The main difference between $\mathbf{F} = -\nabla U(\mathbf{r})$, which is true for a conservative force derived from a potential $U(\mathbf{r})$, and the proposed equation $\mathbf{a} = \dfrac{1}{2}\nabla(v^2)$, which is not true, derives from a subtle difference in how we should understand the functional dependence of $\mathbf{F}$ and $\mathbf{a}$ on $\mathbf{r}$ in each case.
The identification $dU = -\mathbf{F}\cdot d\mathbf{r}$ is true for any spatial displacement in the position $\mathbf{r}$ in any trajectory---after all, it is essentially the defining relation between force and potential energy in a conservative system. The step where you replaced $\mathbf{v}dt$ with $d\mathbf{r}$, on the other hand, is only valid once a trajectory has been fixed. This automatically means that any functional relation between $\mathbf{a}$ and $\mathbf{r}$ obtained after that step is only valid for one given trajectory, and is therefore no longer true if you treat $\mathbf{r}$ as an independent variable (as opposed to a collection of implicit functions of time, $\mathbf{r} = \mathbf{r}(t)$).

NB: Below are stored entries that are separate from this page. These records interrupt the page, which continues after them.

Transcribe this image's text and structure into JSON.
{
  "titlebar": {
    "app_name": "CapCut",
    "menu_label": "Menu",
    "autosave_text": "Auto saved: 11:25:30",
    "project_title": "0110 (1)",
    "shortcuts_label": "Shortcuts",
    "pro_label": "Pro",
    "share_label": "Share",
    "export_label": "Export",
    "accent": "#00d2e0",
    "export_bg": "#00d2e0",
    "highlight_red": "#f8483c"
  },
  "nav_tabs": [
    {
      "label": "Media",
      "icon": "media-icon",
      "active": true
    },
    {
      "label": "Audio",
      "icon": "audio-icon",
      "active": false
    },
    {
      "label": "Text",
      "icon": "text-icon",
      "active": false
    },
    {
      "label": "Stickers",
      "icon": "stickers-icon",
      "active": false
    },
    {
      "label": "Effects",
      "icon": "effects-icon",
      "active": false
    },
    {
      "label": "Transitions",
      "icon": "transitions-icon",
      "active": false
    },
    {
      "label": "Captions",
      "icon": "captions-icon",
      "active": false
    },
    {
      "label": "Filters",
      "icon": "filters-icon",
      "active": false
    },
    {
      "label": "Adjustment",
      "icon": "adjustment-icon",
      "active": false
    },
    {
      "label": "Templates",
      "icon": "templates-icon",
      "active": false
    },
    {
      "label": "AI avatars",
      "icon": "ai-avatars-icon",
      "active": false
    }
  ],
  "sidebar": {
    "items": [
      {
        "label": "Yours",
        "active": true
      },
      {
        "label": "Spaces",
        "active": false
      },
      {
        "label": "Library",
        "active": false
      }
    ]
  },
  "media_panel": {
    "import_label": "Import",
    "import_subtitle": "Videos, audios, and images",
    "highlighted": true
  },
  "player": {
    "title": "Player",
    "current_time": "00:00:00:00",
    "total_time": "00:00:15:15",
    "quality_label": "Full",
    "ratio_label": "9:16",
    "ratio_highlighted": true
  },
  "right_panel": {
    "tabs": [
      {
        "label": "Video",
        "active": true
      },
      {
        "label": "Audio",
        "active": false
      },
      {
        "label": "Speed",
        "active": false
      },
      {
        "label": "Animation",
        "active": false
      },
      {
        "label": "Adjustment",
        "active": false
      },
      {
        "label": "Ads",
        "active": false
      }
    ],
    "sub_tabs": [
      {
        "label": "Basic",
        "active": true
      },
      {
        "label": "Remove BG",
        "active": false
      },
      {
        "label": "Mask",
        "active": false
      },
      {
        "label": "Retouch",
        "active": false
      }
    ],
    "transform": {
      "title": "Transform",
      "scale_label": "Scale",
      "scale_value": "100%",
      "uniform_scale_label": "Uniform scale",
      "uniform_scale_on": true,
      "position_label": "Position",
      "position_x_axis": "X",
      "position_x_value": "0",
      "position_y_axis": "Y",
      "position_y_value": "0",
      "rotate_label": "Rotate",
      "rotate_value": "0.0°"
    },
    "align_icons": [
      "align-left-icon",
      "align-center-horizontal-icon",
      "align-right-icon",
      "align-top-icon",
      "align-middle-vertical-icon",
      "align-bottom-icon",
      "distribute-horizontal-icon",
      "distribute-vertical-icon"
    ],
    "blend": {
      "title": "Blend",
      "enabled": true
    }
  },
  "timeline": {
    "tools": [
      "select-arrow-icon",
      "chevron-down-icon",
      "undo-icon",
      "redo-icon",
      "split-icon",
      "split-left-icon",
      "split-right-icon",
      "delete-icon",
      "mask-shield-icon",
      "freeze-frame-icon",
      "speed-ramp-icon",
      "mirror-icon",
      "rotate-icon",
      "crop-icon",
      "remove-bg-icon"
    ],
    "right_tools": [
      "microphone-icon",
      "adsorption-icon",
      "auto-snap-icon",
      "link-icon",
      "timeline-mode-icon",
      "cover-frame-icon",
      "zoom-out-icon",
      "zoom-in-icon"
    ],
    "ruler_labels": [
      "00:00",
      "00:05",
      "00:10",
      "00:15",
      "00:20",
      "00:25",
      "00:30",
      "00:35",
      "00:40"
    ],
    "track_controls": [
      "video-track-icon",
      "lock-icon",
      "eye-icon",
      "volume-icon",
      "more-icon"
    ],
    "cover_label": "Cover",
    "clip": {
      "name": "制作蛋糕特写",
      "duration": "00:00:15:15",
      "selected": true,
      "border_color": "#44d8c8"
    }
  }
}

Just to illustrate how important this distinction is, let us assume for a minute that the answer to your question is affirmative, so that we can essentially treat $v^2$ as an independent function of $\mathbf{r}$ from which the acceleration is derived through $\mathbf{a} = \frac{1}{2}\nabla (v^2)$. By making use of $\mathbf{F} = m\mathbf{a} = -\nabla U$, we would get to
$$\nabla\left(\dfrac{1}{2}mv^2 + U(\mathbf{r})\right) = 0.$$
Now, at a superficial level, this may just look like the good old law for conservation of energy, $\dfrac{1}{2}mv^2 + U(\mathbf{r}) = \text{constant}$. But if this were true as a vector field in $\mathbb{R}^n$ (if space is $n$-dimensional), it would mean something much more restrictive than conservation of energy: it would actually imply that
$$\dfrac{1}{2}mv_1^2 + U(\mathbf{r}_1) =\text{constant}=\dfrac{1}{2}mv_2^2 + U(\mathbf{r}_2)$$
even for points $\mathbf{r}_1$ and $\mathbf{r}_2$ which are not connected by a solution to the equations of motion. In other words, not only would energy be conserved, but it would actually attain the same value (which we might as well set to zero by shifting the potential by a constant) among all solutions to the equations of motion. This is clearly not true in general, even for conservative systems. The version of the equation that is true is very similar to the previous one, but instead of having the gradient, we just have
$$\dfrac{d}{dt}\left(\dfrac{1}{2}mv^2 + U(\mathbf{r})\right) = 0$$
with $\mathbf{v}$ and $\mathbf{r}$ being treated as implicit functions of $t$.